Everything bled together as I ran forward, then backward and finally forward again. Unsteady with anxiety and crouching beneath nearby dog ears I stuck my head out and over to scope out the other side because I felt like prey and was looking for anything that appeared to be the formation of a tiger in wait.
After a while my legs became sore from crouching too long or standing on my head to see if the way before me was less dangerous than it appeared. Still unsure I sat down cross-legged beneath the same dog ears and stared down at the scene below me.
Everything was of a familiar shape to fit neatly into transitory counts with spaces wide enough for skipping or even jumping over ropes too long for play or contemplation. From a depth that can’t be named I called out to my beloved in a voice spray-painted with fear because he wasn’t there and such a cry would reach him as an echo of light velocity and spring colors that I knew he would create art with and quickly return to me through a melodic perfumery of timelessness in the scent of ribbon candied originality that could be placed along my temples and behind my ears to infuse my pores with his love, my presence with joy and my ears with the sound of his souls eternal whisper to hover along my body, linger on my fingertips and then greet my lips in a state of wanting once formulated in the je suis country of milk and honey before being separated into high flying flags of honeycomb peace and forever whey.
When I realized he would be the only one waving the flags I stood and walked without fear to the other side of the dog ears all the way to the end where I collapsed in exhaustion and disappointment. It wasn’t complete. It wasn’t the end and it wasn’t the beginning.
It was where the writing stopped.
When I gathered the strength to stand I called out to my beloved again but this time it was to ask that all flags be moved to half-staff. Not knowing what to make of my request he fashioned and returned to me a journal covered in dried roses and a wooden pen engraved with a dove in remembrance of things I’d written not too long ago.
Opening the journal and holding the pen I sat down where the writing stopped to record my thoughts.
“I am now poised in reflection on the back of a highly worn jacket and sitting atop quotes that entice others like me to come inside to find warmth for a moment and perhaps a lifetime and while I’ll admit there were moments of warmth it is in fear I sit covered now that I’ve reached the end of the story because with the last sentence I am illuminated to the fact that the we do not end here.

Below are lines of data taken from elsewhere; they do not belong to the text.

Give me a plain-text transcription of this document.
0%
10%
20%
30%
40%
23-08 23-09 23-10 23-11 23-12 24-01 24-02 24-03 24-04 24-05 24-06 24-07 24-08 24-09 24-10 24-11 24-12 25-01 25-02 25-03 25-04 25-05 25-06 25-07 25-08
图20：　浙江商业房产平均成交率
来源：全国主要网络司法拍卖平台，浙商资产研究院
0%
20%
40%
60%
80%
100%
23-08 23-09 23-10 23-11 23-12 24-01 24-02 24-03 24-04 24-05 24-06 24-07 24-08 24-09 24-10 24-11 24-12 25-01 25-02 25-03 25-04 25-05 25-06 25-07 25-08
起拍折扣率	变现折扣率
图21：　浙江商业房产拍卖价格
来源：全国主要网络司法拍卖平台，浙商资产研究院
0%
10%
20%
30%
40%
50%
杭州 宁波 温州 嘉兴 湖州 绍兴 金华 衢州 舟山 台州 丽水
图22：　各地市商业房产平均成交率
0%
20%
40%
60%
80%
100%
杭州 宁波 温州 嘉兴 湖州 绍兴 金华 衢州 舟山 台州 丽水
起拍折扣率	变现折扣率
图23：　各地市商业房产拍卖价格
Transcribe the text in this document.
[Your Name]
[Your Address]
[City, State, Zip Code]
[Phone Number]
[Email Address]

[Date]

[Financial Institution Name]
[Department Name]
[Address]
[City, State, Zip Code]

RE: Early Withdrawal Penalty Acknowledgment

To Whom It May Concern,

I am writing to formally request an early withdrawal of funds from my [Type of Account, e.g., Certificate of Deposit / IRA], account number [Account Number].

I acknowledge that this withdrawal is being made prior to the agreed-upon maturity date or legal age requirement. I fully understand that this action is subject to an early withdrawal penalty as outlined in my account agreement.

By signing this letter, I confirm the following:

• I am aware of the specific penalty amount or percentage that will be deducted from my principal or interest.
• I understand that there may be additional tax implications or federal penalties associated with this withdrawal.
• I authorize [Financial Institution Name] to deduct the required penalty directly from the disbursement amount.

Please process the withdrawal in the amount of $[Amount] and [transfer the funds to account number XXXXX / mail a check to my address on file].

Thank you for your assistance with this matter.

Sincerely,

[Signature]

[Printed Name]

At some point I stopped going back to read the pages that bled together from the tears spilled over lines that reminded me of my myself because life began to feel self-plagiarized. I’d taken my history books to bed with me every night then copy-wrote them into my thoughts until they became an intrinsic part of my character analysis. Between these thoughts and the end of the story it seemed questions should be generated to determine what of her was written and what of her was written into or what of her was abandoned and what of her was possessed. But in the questions the answers would serve to do nothing but increase the minds brainstorming capabilities to enhance the character and further distort the biblical truths that with a discerning eye would recognize missing books or altered accounts in order that some historical volumes remain muted or palatable to the narrowly curious who have neither want or need of painted atrocities that might suggest they too are guilty of crimes they benefit from yet exclude from study or lucid remembrance. The hidden books recount only love to remain hidden in protection of that love, that it not be soiled by those who benefit unaware or unappreciative. They must remain so until they are not and this must happen without my words or interference.
Even so, I was wrong.
The freedom is not in writing the story but in letting the story go. All of them.
I’ve been sitting here with this book near the top of the mountain for such a long time thinking we’d continue it together but I’m putting it down now because we are unified by a love that can’t be contained to self-published accounts, public accolades or within the temperatures of year-round jackets.
We are creators born of freedom, cloaked in love and existing in every dimension where we are released from the restrictions of rules, edits, beginnings and endings.
The written word cannot contain us any more than the unspoken word can contain the light that beams from each of our hearts.
The scent of love knows no distance and flies freely to meet every breath.